Separation a Solution
Indonesia is battling plastic waste pollution and a garbage crisis, but what if 80 per cent of waste can be repurposed instead of going into landfills? In Bali, a non-profit organisation is showing how this is possible, by going to villages with its Merah Putih Hijau (MPH) programme. The MPH solution, developed by environmental NGO Bumi Sasmaya Foundation, aims straight at the root cause of the island’s overflowing landfills by focusing on waste separation.
About 70 per cent of the waste in Bali that goes into landfills is actually organic waste that can be turned into compost. Left unsorted, organic waste is prevented from entering the natural cycle of decomposition, and when mixed with other waste, adding to mountains of garbage, gives off an unbearable stench, as well as leachate - toxic fluids that leach into and contaminate the soil and water.

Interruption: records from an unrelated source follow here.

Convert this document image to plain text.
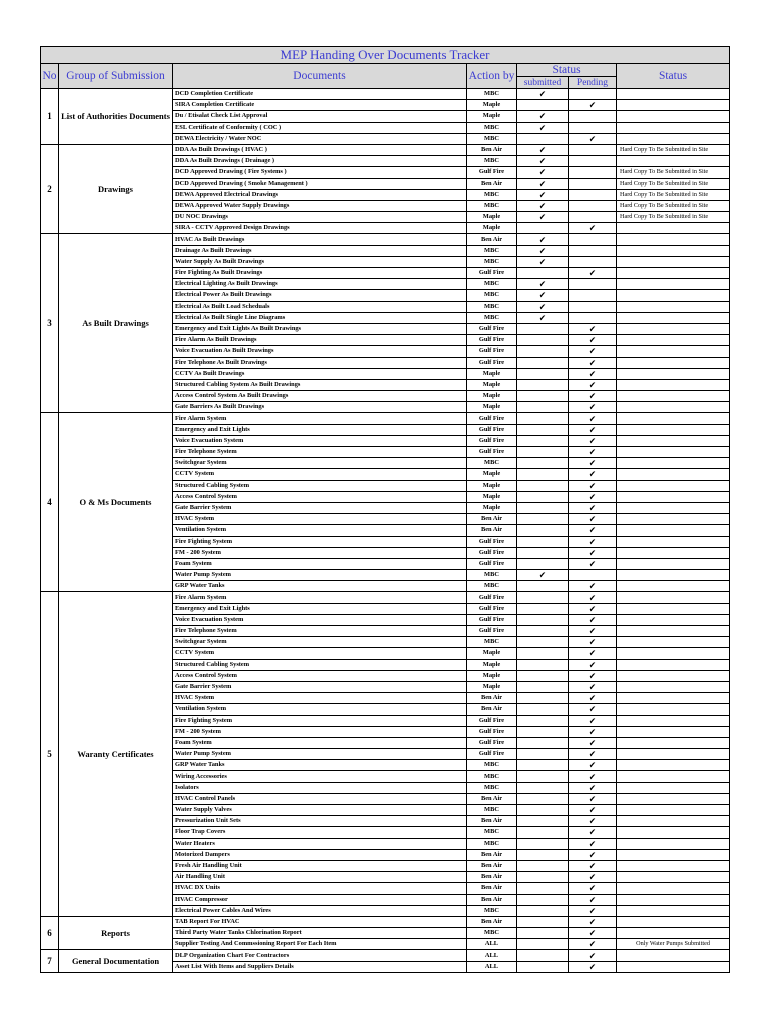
MEP Handing Over Documents Tracker						
No	Group of Submission	Documents	Action by	Status		Status
				submitted	Pending	
1	List of Authorities Documents	DCD Completion Certificate	MBC	✔		
		SIRA Completion Certificate	Maple		✔	
		Du / Etisalat Check List Approval	Maple	✔		
		ESL Certificate of Conformity ( COC )	MBC	✔		
		DEWA Electricity / Water NOC	MBC		✔	
2	Drawings	DDA As Built Drawings ( HVAC )	Ben Air	✔		Hard Copy To Be Submitted in Site
		DDA As Built Drawings ( Drainage )	MBC	✔		
		DCD Approved Drawing ( Fire Systems )	Gulf Fire	✔		Hard Copy To Be Submitted in Site
		DCD Approved Drawing ( Smoke Management )	Ben Air	✔		Hard Copy To Be Submitted in Site
		DEWA Approved Electrical Drawings	MBC	✔		Hard Copy To Be Submitted in Site
		DEWA Approved Water Supply Drawings	MBC	✔		Hard Copy To Be Submitted in Site
		DU NOC Drawings	Maple	✔		Hard Copy To Be Submitted in Site
		SIRA - CCTV Approved Design Drawings	Maple		✔	
3	As Built Drawings	HVAC As Built Drawings	Ben Air	✔		
		Drainage As Built Drawings	MBC	✔		
		Water Supply As Built Drawings	MBC	✔		
		Fire Fighting As Built Drawings	Gulf Fire		✔	
		Electrical Lighting As Built Drawings	MBC	✔		
		Electrical Power As Built Drawings	MBC	✔		
		Electrical As Built Load Scheduals	MBC	✔		
		Electrical As Built Single Line Diagrams	MBC	✔		
		Emergency and Exit Lights As Built Drawings	Gulf Fire		✔	
		Fire Alarm As Built Drawings	Gulf Fire		✔	
		Voice Evacuation As Built Drawings	Gulf Fire		✔	
		Fire Telephone As Built Drawings	Gulf Fire		✔	
		CCTV As Built Drawings	Maple		✔	
		Structured Cabling System As Built Drawings	Maple		✔	
		Access Control System As Built Drawings	Maple		✔	
		Gate Barriers As Built Drawings	Maple		✔	
4	O & Ms Documents	Fire Alarm System	Gulf Fire		✔	
		Emergency and Exit Lights	Gulf Fire		✔	
		Voice Evacuation System	Gulf Fire		✔	
		Fire Telephone System	Gulf Fire		✔	
		Switchgear System	MBC		✔	
		CCTV System	Maple		✔	
		Structured Cabling System	Maple		✔	
		Access Control System	Maple		✔	
		Gate Barrier System	Maple		✔	
		HVAC System	Ben Air		✔	
		Ventilation System	Ben Air		✔	
		Fire Fighting System	Gulf Fire		✔	
		FM - 200 System	Gulf Fire		✔	
		Foam System	Gulf Fire		✔	
		Water Pump System	MBC	✔		
		GRP Water Tanks	MBC		✔	
5	Waranty Certificates	Fire Alarm System	Gulf Fire		✔	
		Emergency and Exit Lights	Gulf Fire		✔	
		Voice Evacuation System	Gulf Fire		✔	
		Fire Telephone System	Gulf Fire		✔	
		Switchgear System	MBC		✔	
		CCTV System	Maple		✔	
		Structured Cabling System	Maple		✔	
		Access Control System	Maple		✔	
		Gate Barrier System	Maple		✔	
		HVAC System	Ben Air		✔	
		Ventilation System	Ben Air		✔	
		Fire Fighting System	Gulf Fire		✔	
		FM - 200 System	Gulf Fire		✔	
		Foam System	Gulf Fire		✔	
		Water Pump System	Gulf Fire		✔	
		GRP Water Tanks	MBC		✔	
		Wiring Accessories	MBC		✔	
		Isolators	MBC		✔	
		HVAC Control Panels	Ben Air		✔	
		Water Supply Valves	MBC		✔	
		Pressurization Unit Sets	Ben Air		✔	
		Floor Trap Covers	MBC		✔	
		Water Heaters	MBC		✔	
		Motorized Dampers	Ben Air		✔	
		Fresh Air Handling Unit	Ben Air		✔	
		Air Handling Unit	Ben Air		✔	
		HVAC DX Units	Ben Air		✔	
		HVAC Compressor	Ben Air		✔	
		Electrical Power Cables And Wires	MBC		✔	
6	Reports	TAB Report For HVAC	Ben Air		✔	
		Third Party Water Tanks Chlorination Report	MBC		✔	
		Supplier Testing And Commssioning Report For Each Item	ALL		✔	Only Water Pumps Submitted
7	General Documentation	DLP Organization Chart For Contractors	ALL		✔	
		Asset List With Items and Suppliers Details	ALL		✔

With landfills teeming — especially worsened by the pandemic in the past two years — surrounding villages pay the price as they face social and health problems from the high levels of methane gas being emitted.
Getting Bali’s villages to own the process of waste separation — sorting waste into categories of organic, non-organics and residual waste — is Bumi Sasmaya Foundation’s answer to the problem. “The solution is our behaviour. When our behaviour can change, we can finally segregate waste properly, then slowly but surely, our problem with waste will vanish,” says Agaysta Yatra, who heads the foundation.

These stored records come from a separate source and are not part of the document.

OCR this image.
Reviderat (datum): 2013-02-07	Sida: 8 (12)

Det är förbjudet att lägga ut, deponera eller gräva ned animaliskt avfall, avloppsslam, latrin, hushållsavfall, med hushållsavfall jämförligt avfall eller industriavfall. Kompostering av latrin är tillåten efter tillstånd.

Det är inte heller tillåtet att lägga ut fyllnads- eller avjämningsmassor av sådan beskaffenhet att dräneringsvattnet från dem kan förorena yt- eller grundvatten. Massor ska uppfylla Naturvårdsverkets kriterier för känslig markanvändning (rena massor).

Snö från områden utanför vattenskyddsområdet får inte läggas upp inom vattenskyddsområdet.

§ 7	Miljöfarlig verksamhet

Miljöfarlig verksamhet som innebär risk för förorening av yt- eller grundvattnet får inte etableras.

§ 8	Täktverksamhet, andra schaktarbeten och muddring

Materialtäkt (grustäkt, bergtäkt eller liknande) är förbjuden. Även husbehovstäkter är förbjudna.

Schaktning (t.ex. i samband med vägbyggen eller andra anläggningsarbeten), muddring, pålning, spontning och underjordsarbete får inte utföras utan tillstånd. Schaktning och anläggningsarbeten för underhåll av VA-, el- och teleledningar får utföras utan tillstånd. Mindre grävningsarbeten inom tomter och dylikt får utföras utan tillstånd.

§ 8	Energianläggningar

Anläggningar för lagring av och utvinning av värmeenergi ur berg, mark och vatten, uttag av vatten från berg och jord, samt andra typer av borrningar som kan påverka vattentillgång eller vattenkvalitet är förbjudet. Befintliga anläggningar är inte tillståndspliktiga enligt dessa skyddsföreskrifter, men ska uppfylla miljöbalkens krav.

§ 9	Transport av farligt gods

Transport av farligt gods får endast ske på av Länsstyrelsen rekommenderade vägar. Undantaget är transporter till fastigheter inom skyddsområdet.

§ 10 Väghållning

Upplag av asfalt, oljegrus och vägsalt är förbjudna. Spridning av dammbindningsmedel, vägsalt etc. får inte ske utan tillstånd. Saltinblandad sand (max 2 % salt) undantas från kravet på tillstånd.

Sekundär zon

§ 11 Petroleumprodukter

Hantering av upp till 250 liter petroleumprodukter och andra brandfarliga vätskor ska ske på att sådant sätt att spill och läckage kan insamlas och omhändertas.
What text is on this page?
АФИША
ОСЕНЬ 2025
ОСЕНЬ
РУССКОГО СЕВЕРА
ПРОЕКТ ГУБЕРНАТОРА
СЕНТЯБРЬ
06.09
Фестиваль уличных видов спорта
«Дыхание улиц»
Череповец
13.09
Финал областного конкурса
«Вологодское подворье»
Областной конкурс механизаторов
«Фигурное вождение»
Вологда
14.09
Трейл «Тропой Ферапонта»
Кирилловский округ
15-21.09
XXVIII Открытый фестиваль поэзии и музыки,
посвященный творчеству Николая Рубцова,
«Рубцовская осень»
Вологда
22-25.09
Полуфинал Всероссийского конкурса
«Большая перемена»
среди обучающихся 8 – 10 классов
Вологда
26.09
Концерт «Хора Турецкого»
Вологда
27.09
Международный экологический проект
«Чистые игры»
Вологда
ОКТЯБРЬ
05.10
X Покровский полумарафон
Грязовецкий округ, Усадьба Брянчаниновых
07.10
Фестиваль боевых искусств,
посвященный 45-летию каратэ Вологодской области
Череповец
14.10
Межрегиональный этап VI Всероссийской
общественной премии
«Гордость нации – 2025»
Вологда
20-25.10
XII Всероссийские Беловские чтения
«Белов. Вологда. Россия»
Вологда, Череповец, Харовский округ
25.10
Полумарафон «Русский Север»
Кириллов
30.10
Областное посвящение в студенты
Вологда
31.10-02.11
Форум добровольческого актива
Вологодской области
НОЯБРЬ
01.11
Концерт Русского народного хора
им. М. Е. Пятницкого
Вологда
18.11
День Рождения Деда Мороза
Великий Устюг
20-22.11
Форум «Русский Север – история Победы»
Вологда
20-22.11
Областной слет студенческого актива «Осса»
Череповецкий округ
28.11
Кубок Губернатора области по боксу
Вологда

Sharing Social Responsibility
On different days of the week, colour-coded trucks — green, red-white or black — can be seen in certain villages in Bali, signalling to villagers the type of waste being collected.
MPH’s approach of managing waste separation shifts the responsibility to individuals in sorting waste in their households. The organic waste collected is then brought to a 3R-Transfer Depo (TPS3R) waste management facility, where it is used to produce quality compost that can be used by farmers for regenerative cultivation. At this stage, about 80 to 90 per cent of the waste that normally would end up in landfills have found a new purpose.
To achieve buy-in from villages, the foundation’s staff spend weeks, even months, understanding the unique needs of each village. “Using a socio-cultural approach, MPH aims to meet the village’s needs at where they are and journey with them,” says Agas.
With the involvement of the local governor and village heads, MPH also rallied residents into becoming eco-champions, educating, and raising awareness to the importance of waste separation in their communities.
Funded by donations, the foundation currently supports 15 villages across Bali, among them Pejeng and Taro — the latter has been hailed a success model for its harmonious partnership across multiple stakeholders.
“Our habits must change,” Agas says, stressing that a behavioural reset is the key in making a sustainable programme.
“Our goal is to build a circular economy. Where the economy can sustain itself, where 3R-Transfer Depo (TPS3R) or our mentoring system in the village can keep running on its own,” Agas shares, citing the hope to use this successful model to inspire other provinces to combat the garbage crisis in Indonesia together.
About Merah Putih Hijau (MPH)
Merah Putih Hijau is a mentoring programme established by environmental NGO Bumi Sasmaya Foundation in 2016 to empower villages in Bali with knowledge and resources to take ownership of their waste. They work with heads of villages, youth communities, women communities and schools to change the way these villages manage their waste.